Il sisma modifica il cervello: incubi e disturbi del sonno

Studio del Dipartimento di Medicina clinica dell’ateneo Gli esperti: «Ecco com’è peggiorata la vita degli aquilani»

L’AQUILA. Incubi e disturbi del sonno che possono andare avanti anche per lunghi anni. Un evento fortemente traumatico, come l’esposizione al sisma dell’Aquila del 6 aprile 2009, può avere effetti a lungo termine sul funzionamento del nostro cervello.

È quanto emerge da una serie di studi svolti da un gruppo di ricercatori del Dipartimento di Medicina clinica, Sanità pubblica, Scienze della vita e dell’ambiente, coordinati dal professore Michele Ferrara dell’Università dell’Aquila. In un primo lavoro, pubblicato sulla rivista Plos One (http://dx.plos.org/10.1371/journal.pone.0055936), i ricercatori dell’ateneo, insieme a quelli dell’Università di Roma «La Sapienza», hanno evidenziato che, dopo due anni dal sisma del 2009, la popolazione aquilana, rispetto agli abitanti delle zone circostanti, ha continuato a mostrare un significativo deterioramento della qualità del sonno e una maggiore incidenza di disturbi del sonno legati al trauma, quali gli incubi.

«In effetti», spiega il professore Ferrara, «una ridotta qualità del sonno si riscontra entro un raggio di 70 chilometri dall’epicentro, anche se più si è vicini a esso e più gravi sono i disturbi. Questo suggerisce che gli effetti psicologici del trauma possano risultare molto più persistenti di quelli fisici del terremoto, durando per anni, oltre a essere anche geograficamente più estesi rispetto allo spazio interessato dal sisma. Infatti, l’area geografica in cui abbiamo riscontrato disturbi del sonno clinicamente rilevanti, è ben più ampia di quella che ha subìto le conseguenze fisiche più catastrofiche del sisma».

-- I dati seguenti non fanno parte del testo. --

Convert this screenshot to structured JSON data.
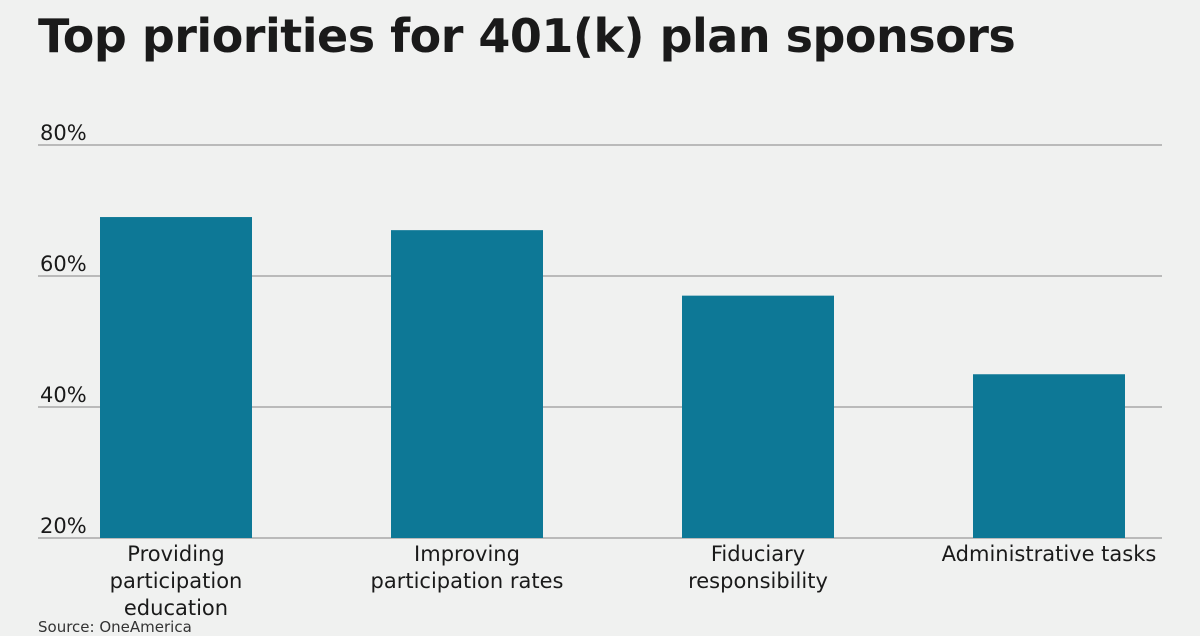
{
  "title": "Top priorities for 401(k) plan sponsors",
  "source": "Source: OneAmerica",
  "colors": {
    "bar": "#0d7896",
    "grid": "#999999",
    "background": "#f0f1f0"
  },
  "chart_data": {
    "type": "bar",
    "title": "Top priorities for 401(k) plan sponsors",
    "xlabel": "",
    "ylabel": "",
    "categories": [
      "Providing participation education",
      "Improving participation rates",
      "Fiduciary responsibility",
      "Administrative tasks"
    ],
    "category_lines": [
      [
        "Providing",
        "participation",
        "education"
      ],
      [
        "Improving",
        "participation rates"
      ],
      [
        "Fiduciary",
        "responsibility"
      ],
      [
        "Administrative tasks"
      ]
    ],
    "values": [
      69,
      67,
      57,
      45
    ],
    "ylim": [
      20,
      80
    ],
    "yticks": [
      20,
      40,
      60,
      80
    ],
    "ytick_labels": [
      "20%",
      "40%",
      "60%",
      "80%"
    ],
    "grid": true,
    "legend": "none"
  }
}
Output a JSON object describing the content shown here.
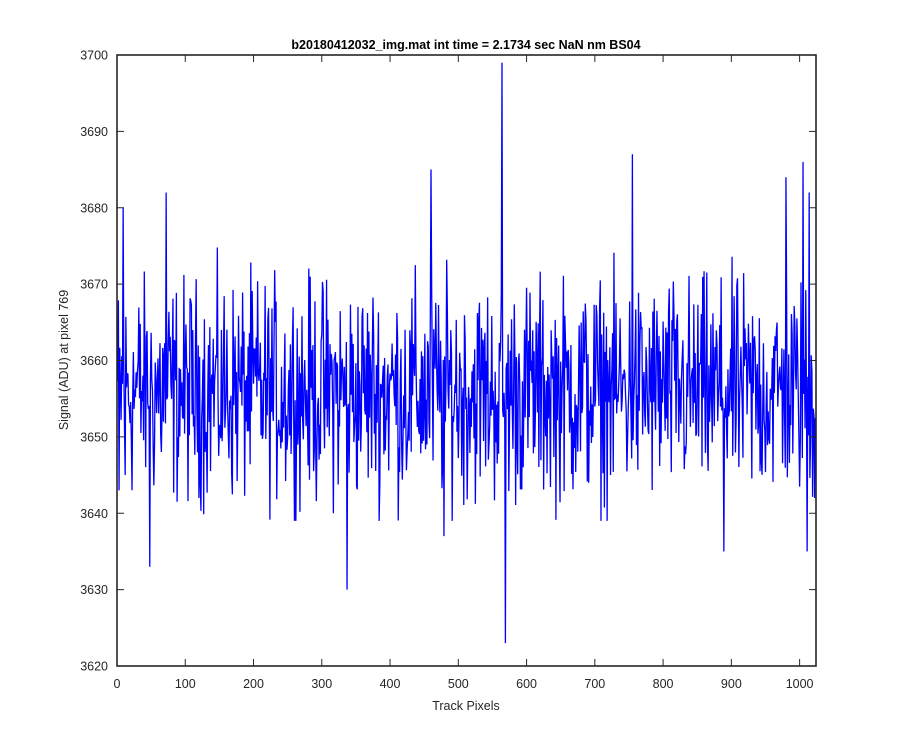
{
  "chart_data": {
    "type": "line",
    "title": "b20180412032_img.mat int time = 2.1734 sec  NaN nm BS04",
    "xlabel": "Track Pixels",
    "ylabel": "Signal (ADU) at pixel 769",
    "xlim": [
      0,
      1024
    ],
    "ylim": [
      3620,
      3700
    ],
    "xticks": [
      0,
      100,
      200,
      300,
      400,
      500,
      600,
      700,
      800,
      900,
      1000
    ],
    "yticks": [
      3620,
      3630,
      3640,
      3650,
      3660,
      3670,
      3680,
      3690,
      3700
    ],
    "grid": false,
    "legend": "none",
    "color": "#0000ff",
    "n_points": 1024,
    "baseline_mean": 3656,
    "noise_amplitude": 7,
    "peaks": [
      {
        "x": 2,
        "y": 3643
      },
      {
        "x": 8,
        "y": 3680
      },
      {
        "x": 11,
        "y": 3645
      },
      {
        "x": 47,
        "y": 3633
      },
      {
        "x": 71,
        "y": 3682
      },
      {
        "x": 336,
        "y": 3630
      },
      {
        "x": 459,
        "y": 3685
      },
      {
        "x": 478,
        "y": 3637
      },
      {
        "x": 563,
        "y": 3699
      },
      {
        "x": 568,
        "y": 3623
      },
      {
        "x": 754,
        "y": 3687
      },
      {
        "x": 888,
        "y": 3635
      },
      {
        "x": 979,
        "y": 3684
      },
      {
        "x": 1004,
        "y": 3686
      },
      {
        "x": 1010,
        "y": 3635
      },
      {
        "x": 1013,
        "y": 3682
      },
      {
        "x": 1021,
        "y": 3642
      }
    ]
  }
}
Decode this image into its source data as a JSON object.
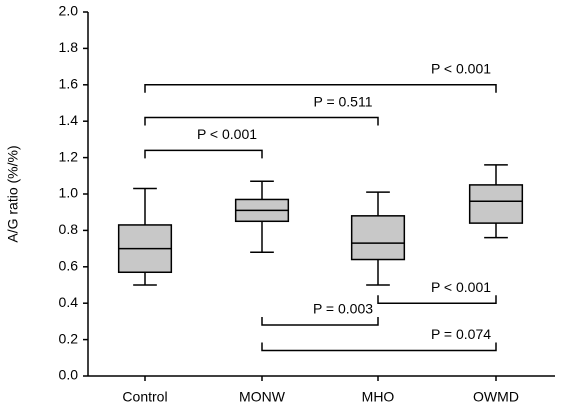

Questi risultati potrebbero avere un importante risvolto applicativo, suggerendo l’importanza di implementare specifiche strategie di prevenzione che supportino la qualità del sonno dopo eventi traumatici.

I ricercatori hanno inoltre indagato i meccanismi neurali alla base di alcuni sintomi tipici del Disturbo post-traumatico da stress (Dpts) quali la difficoltà di comprendere e condividere le emozioni altrui. In questo studio, appena pubblicato su European Archives of Psychiatry and Clinical Neuroscience (http://www.springer.com/alert/urltracking.do?id=Lf45d09Mba46ecSafd7126), un campione di sopravvissuti al terremoto con Dpts è stato confrontato con un gruppo di soggetti sani, durante una scansione di risonanza magnetica funzionale (fRMI) con osservazione di immagini negative o stimoli neutri. I ricercatori hanno osservato nei pazienti con Dpts, una compromissione della connettività funzionale tra le aree cerebrali coinvolte nell’elaborazione di stimoli con forte valenza emotiva, in particolare tra la corteccia frontale e alcune aree del sistema limbico. «È come se chi subisce una grande sofferenza perdesse alcuni legami funzionali tra le aree del cervello che permettono alle persone di fare una corretta valutazione ed elaborazione degli stimoli emozionali», spiega la dottoressa Monica Mazza, prima autrice dello studio.